Звонок через час. В надежде, что это всё‑таки соизволила позвонить Танька, беру трубку. «Ну, — думаю, — сейчас я тебя разыграю!»
— Слушаю вас, — говорю, зажав пальцами нос.
Но мне в ухо гневно визжит незнакомый женский голос:
— Это квартира Ивановых?
Не отнимая пальцев от носа, ехидно отвечаю:
— Нет, Сидоровых!
— Всё равно! Успокойте своих детей! Они орут у меня под окнами!
— У меня нет детей! — парирую в трубку.
— Всё равно — успокойте! (с любопытством) А почему у вас нет детей?
К вечеру понимаю, что Танька уже не позвонит, иду на кухню, завариваю крепкий чай, но спокойно выпить не получается: из прихожей раздаётся звонок. Я начинаю ненавидеть этот зелёный аппарат. Плетусь к телефону, поднимаю трубку, но сказать ничего не успеваю. Оттуда скороговоркой:
— Слушай, Машка, давай завтра смотаемся с уроков и пойдём смотреть «Эммануэль»!
— Я не Машка, — зло шиплю незнакомому кавалеру.
В трубке испуганно:
— А кто?
— Дубровский!
— Ты чё гонишь? Какой ещё Бобровский?
— Идиот! Классику читать надо!
Когда я окончательно поняла, что звонка от любимой подруги так и не дождусь, то после очередного назойливого дребезжания устало роняю:
— Дурдом у аппарата.
И в ответ слышу радостный возглас:
— Ой, ну наконец‑то мы к вам дозвонились! У нас тут буйный. Пришлите бригаду!
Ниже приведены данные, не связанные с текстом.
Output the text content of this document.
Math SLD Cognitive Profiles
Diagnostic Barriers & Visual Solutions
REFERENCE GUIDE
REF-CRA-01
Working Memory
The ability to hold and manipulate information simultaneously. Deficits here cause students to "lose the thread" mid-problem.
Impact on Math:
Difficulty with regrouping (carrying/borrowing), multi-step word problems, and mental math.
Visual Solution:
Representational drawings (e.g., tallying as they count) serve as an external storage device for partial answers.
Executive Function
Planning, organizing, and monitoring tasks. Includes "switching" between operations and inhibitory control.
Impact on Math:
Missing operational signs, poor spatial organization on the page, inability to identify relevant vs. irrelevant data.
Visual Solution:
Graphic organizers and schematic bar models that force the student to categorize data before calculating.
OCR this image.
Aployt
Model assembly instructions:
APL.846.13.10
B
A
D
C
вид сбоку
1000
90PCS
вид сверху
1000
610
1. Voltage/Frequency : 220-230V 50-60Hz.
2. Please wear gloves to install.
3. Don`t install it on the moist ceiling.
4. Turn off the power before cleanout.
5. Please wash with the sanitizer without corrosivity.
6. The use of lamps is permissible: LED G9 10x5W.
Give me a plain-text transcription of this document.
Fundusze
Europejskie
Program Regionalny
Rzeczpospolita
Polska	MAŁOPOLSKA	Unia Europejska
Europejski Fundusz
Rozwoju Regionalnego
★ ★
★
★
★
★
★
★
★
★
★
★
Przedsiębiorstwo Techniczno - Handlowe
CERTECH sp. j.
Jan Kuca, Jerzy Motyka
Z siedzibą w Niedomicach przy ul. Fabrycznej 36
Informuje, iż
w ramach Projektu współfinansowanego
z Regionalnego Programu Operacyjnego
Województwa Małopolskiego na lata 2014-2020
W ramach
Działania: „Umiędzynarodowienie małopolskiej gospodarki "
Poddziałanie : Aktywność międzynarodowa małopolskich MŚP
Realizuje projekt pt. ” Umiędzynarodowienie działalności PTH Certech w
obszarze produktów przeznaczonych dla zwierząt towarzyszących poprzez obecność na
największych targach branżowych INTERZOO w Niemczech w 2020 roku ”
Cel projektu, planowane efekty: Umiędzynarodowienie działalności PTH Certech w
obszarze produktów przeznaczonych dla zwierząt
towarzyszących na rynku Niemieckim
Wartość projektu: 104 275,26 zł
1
— Обязательно, — отвечаю на полном серьёзе. — Куда?
— Записывайте адрес.
— Пишу. Диктуйте!
Леонид Олютин, г. Соликамск
Хождение по внукам
Проводили мою подружку на пенсию, а она, неразумная, через три месяца в цех вернулась.
— Зачем ты, Танюша, на работу вышла? — спросила я. — Разве тебе пенсии не хватает?
— Не в пенсии дело, — ответила она мне, — не могу жить без трудового коллектива.
«Ну, нет, — думаю, — я‑то найду чем себя занять. Поработала, хватит! Пора и отдохнуть!»
И вот настал долгожданный день. Проводили меня на пенсию. Сижу дома, книжки читаю, телевизор смотрю. За этим и застала меня старшая дочь Валя.
— Ну что ты, мама, скучаешь? — говорит она мне. — Для этого разве на пенсию вышла? Пойдём к нам — у нас отдохнёшь.
У Вали двое ребятишек. Как увидели меня, на шею кинулись.
— Здравствуй, бабуля, — кричат, — теперь мы в садик не пойдём — с тобой дома будем сидеть. С нами не соскучишься.
Действительно, скучно не было. Две недели без выходных с ребятишками сидела. Стиркой, уборкой, варкой занималась.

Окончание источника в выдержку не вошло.